With his “Photo-Transformations” series significantly predating Cindy Sherman’s exhaustive mediations on the subject, Lucas Samaras pioneered the dual investigation of narcissism and self-portrait photography in the early ’70s. Smearing, manipulating and distorting the wet Polaroid photo emulsion to terrifying effect, he employed a radical technological innovation to create a panoply of psychedelic, psychological versions of the metamorphosed self. Now, nearly half a century later, despite blue chip gallery representation, despite a dazzling oeuvre that encompasses drawing, painting, photography, film, video, sculpture, fabric, jewelry, assemblage and installation, “Photo-Transformations” perhaps remains the artist’s most recognizable body of work. Samaras is emblematic of the cult artist, and these days resembles a gaunt, Goth Santa Claus with his snowy white beard, shiny leather coat and wide brimmed hat. Almost famous. The outsider. And he plays the role very well.

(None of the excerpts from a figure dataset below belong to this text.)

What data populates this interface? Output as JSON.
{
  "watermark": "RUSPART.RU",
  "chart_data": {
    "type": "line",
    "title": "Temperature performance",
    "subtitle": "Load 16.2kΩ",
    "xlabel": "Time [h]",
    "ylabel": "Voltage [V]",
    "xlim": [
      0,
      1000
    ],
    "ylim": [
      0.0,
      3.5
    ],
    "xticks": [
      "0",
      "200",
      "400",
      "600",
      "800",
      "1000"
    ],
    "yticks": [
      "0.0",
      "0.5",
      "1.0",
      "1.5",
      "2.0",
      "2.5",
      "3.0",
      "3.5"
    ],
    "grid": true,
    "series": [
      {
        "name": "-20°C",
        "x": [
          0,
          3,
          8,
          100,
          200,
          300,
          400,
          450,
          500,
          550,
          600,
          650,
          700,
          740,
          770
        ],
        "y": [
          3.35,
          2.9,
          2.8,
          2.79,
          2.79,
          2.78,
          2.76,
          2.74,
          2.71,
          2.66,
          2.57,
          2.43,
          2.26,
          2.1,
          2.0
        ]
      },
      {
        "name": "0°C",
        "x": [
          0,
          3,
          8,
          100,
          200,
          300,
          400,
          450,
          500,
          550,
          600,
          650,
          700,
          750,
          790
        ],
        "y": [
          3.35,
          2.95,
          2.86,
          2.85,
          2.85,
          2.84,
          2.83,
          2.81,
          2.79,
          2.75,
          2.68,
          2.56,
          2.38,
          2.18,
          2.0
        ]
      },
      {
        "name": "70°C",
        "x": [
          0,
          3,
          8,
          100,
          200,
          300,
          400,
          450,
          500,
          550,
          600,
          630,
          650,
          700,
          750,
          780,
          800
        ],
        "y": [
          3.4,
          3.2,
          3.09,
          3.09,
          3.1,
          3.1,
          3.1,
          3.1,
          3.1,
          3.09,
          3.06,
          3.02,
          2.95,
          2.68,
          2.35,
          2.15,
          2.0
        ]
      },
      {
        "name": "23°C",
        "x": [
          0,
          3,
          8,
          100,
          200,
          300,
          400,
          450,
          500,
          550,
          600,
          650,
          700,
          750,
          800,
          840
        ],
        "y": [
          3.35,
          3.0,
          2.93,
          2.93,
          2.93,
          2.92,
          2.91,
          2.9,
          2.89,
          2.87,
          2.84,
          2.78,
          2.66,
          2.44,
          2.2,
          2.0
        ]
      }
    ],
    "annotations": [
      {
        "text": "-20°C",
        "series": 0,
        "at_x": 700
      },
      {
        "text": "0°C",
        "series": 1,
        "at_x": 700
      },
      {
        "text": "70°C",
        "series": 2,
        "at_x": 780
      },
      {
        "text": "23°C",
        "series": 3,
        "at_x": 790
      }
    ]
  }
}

Technology has, at last, caught up with this art world conjurer’s bag of tricks in the form of the Apple movie-making program called iMovie. Now, instead of drawing directly on the photographic image, Samaras uses a Wacom tablet and stylus. The plasma screen is a keen substitute for a sorcerer’s crystal ball, and iMovie distortion filters — such as fairy dust, fog, ghost trails, mirror image and sepia — are his incantations to invest in the erotic energy of the ego. The exhibition features a two-part installation which consists of an iMovie short, a slow-motion strip tease self-portrait entitled Ecdysiast, shown synchronically with 24 screens playing 24 films of individuals — among them his peers Jasper Johns, Chuck Close, Claes Oldenburg, and various representatives of the art world intelligentsia — who have been recorded as they watched, and thus participated in, Ecdysiast. (The word is derived from the Greek ‘ekdusis,’ to molt.)
What comes immediately to mind is the French phrase mis-en-abîme which translates as placing into the abyss‚ and alludes to the endless reflection of a mirror in a mirror. Velásquez also used this conceit to great effect in his famous Las Meninas. With the audacity of including himself in the commission, Velásquez is seen standing on the left-hand side of the painting, brush in hand, before a large canvas. The dazzlingly attired Infanta Doña Margarita and members of the Spanish court are arranged informally in the foreground. This is, perhaps, the first ‘snapshot’ taken hundreds of years before the invention of photography. We, the painting’s audience, stand just to the right of the King and Queen, whose reflections can be seen in a distant mirror hanging above the Infanta, looking down on an austere room in the Alcázar, hung with del Mazo’s copies of Rubens. Just as Velásquez has done, Samaras has used a little magic to make an indelible record of his place in the art world, by implicating his audience and his cronies with the evidence of his greatness.